A website called Politicker.com posted a story about New York Mayor Bloomberg’s new initiative to limit supplies of prescription painkillers in the city’s emergency rooms. The idea of the initiative is to fight what the Mayor calls ‘a growing addiction problem in the region.’ On one level this makes sense–drug addiction is a growing problem, but beyond that, why are the Mayor and the City Council practicing medicine?
Having recently undergone some minor surgery, I understand that doctors and hospitals like to ‘manage’ the pain of their patients. That is very nice, but I really think we have become a nation of wimps. The day or two after surgery is generally tough, but to give a patient a two week supply of pain killers is questionable at best.
The article reports:
Mr.
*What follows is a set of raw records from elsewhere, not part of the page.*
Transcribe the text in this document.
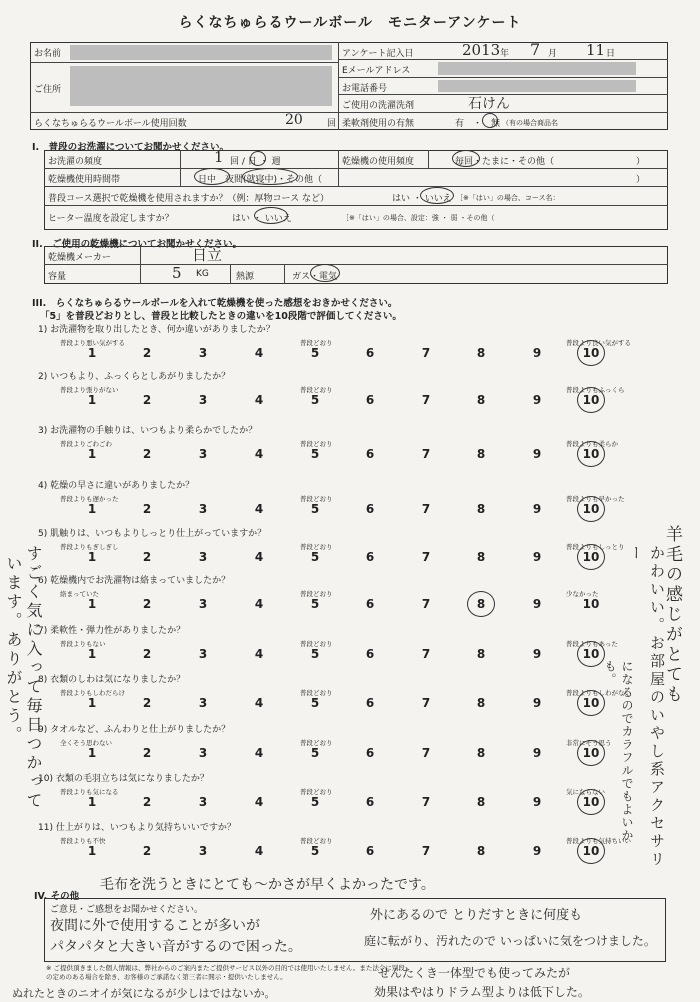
らくなちゅらるウールボール　モニターアンケート
お名前
ご住所
らくなちゅらるウールボール使用回数	20	回
アンケート記入日	2013 年 7 月 11 日
Eメールアドレス
お電話番号
ご使用の洗濯洗剤	石けん
柔軟剤使用の有無	有　・　無 （有の場合商品名
I.　普段のお洗濯についてお聞かせください。
お洗濯の頻度	1 回 / 日 ・ 週	乾燥機の使用頻度	毎回・たまに・その他（	）
乾燥機使用時間帯	日中　夜間(就寝中)・その他（	）
普段コース選択で乾燥機を使用されますか？（例：厚物コース など）	はい ・ いいえ ［※「はい」の場合、コース名：
ヒーター温度を設定しますか？	はい ・ いいえ	［※「はい」の場合、設定：強 ・ 弱 ・その他（
II.　ご使用の乾燥機についてお聞かせください。
乾燥機メーカー	日立
容量	5 KG	熱源	ガス・電気
III.　らくなちゅらるウールボールを入れて乾燥機を使った感想をおきかせください。
「5」を普段どおりとし、普段と比較したときの違いを10段階で評価してください。
1) お洗濯物を取り出したとき、何か違いがありましたか？
普段より悪い気がする	普段どおり	普段より良い気がする
1	2	3	4	5	6	7	8	9	10
2) いつもより、ふっくらとしあがりましたか？
普段より張りがない	普段どおり	普段よりもふっくら
1	2	3	4	5	6	7	8	9	10
3) お洗濯物の手触りは、いつもより柔らかでしたか？
普段よりごわごわ	普段どおり	普段よりも柔らか
1	2	3	4	5	6	7	8	9	10
4) 乾燥の早さに違いがありましたか？
普段よりも遅かった	普段どおり	普段よりも早かった
1	2	3	4	5	6	7	8	9	10
5) 肌触りは、いつもよりしっとり仕上がっていますか？
普段よりもぎしぎし	普段どおり	普段よりもしっとり
1	2	3	4	5	6	7	8	9	10
6) 乾燥機内でお洗濯物は絡まっていましたか？
絡まっていた	普段どおり	少なかった
1	2	3	4	5	6	7	8	9	10
7) 柔軟性・弾力性がありましたか？
普段よりもない	普段どおり	普段よりもあった
1	2	3	4	5	6	7	8	9	10
8) 衣類のしわは気になりましたか？
普段よりもしわだらけ	普段どおり	普段よりもしわがない
1	2	3	4	5	6	7	8	9	10
9) タオルなど、ふんわりと仕上がりましたか？
全くそう思わない	普段どおり	非常にそう思う
1	2	3	4	5	6	7	8	9	10
10) 衣類の毛羽立ちは気になりましたか？
普段よりも気になる	普段どおり	気にならない
1	2	3	4	5	6	7	8	9	10
11) 仕上がりは、いつもより気持ちいいですか？
普段よりも不快	普段どおり	普段よりも気持ちいい
1	2	3	4	5	6	7	8	9	10
羊毛の感じがとても
かわいい。お部屋のいやし系アクセサリー
になるのでカラフルでもよいかも。
すごく気に入って毎日つかって
います。ありがとう。
IV. その他
ご意見・ご感想をお聞かせください。
毛布を洗うときにとても〜かさが早くよかったです。
夜間に外で使用することが多いが
パタパタと大きい音がするので困った。
外にあるので とりだすときに何度も
庭に転がり、汚れたので いっぱいに気をつけました。
※ ご提供頂きました個人情報は、弊社からのご案内またご提供サービス以外の目的では使用いたしません。また法令に別段の定めのある場合を除き、お客様のご承諾なく第三者に開示・提供いたしません。
ぬれたときのニオイが気になるが少しはではないか。
せんたくき一体型でも使ってみたが
効果はやはりドラム型よりは低下した。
Bloomberg also argued the number of pain pills currently being prescribed had even contributed to an uptick in violent crimes outside of pharmacies from robbers looking to steal the drugs.
“You see there’s a lot more hold-ups of pharmacies, people getting held up as they walk out of pharmacies,” he explained. “What are they all about? They’re not trying to steal your shaving cream or toothpaste at the point of a gun. They want these drugs.”
This reminds me of the gun control argument–a government official is going to control the behavior of law-abiding citizens in order to change the behavior of those who choose not to follow the law. Makes a lot of sense, doesn’t it?
Unfortunately that is not currently a hypothetical question. KEPR-TV reported on Wednesday that a Federal Judge will consider if Washington state can require pharmacies to stock and sell Plan B or other emergency contraceptives, even in the face of religious objections by druggists who believe they destroy human life.
The article reports:
U.S. District Judge Ronald Leighton heard closing arguments Wednesday in a lawsuit that claims state rules violate the constitutional rights of pharmacists by requiring them to dispense such medicine. The state requires them to dispense any medication for which there is a community need and to stock a representative assortment of drugs needed by their patients.
When did emergency contraception (read ‘morning-after pill’) become a community need?
The article further reports:
The pharmacists argued they can easily and quickly refer customers to nearby pharmacies willing to sell the drug. Individual pharmacists are allowed to pass a prescription to another druggist in the same store, provided the patient’s order was filled without delay. But that leaves no option for a lone pharmacist, or for the owner of a pharmacy who also has religious objections to a particular drug.
The pharmacists “can violate their core religious beliefs and participate in the taking of a human life, or they can lose their license,” lawyer Kristen Waggoner said during her closing argument.
Before you decide this case has nothing to do with you for various reasons, let’s walk down the road a bit and see where it goes. Every person has a slightly different conscience. That is because we are all different and have different life experiences. However, when we begin to violate other peoples’ consciences because we share a different belief, we lose some of the reins that keep society from spinning out of control. I am sure that there were people in Germany who were offended when the government began killing the disabled and the infirm. I am sure their feelings were ignored. By the time Hitler got around to killing the Jews, the idea of a conscience was erased. There were too few people left with an idea that something was wrong to stop what was going on. Do we want to go there? Violating a person’s conscience and claiming it is part of the law is a very dangerous thing for a society to do.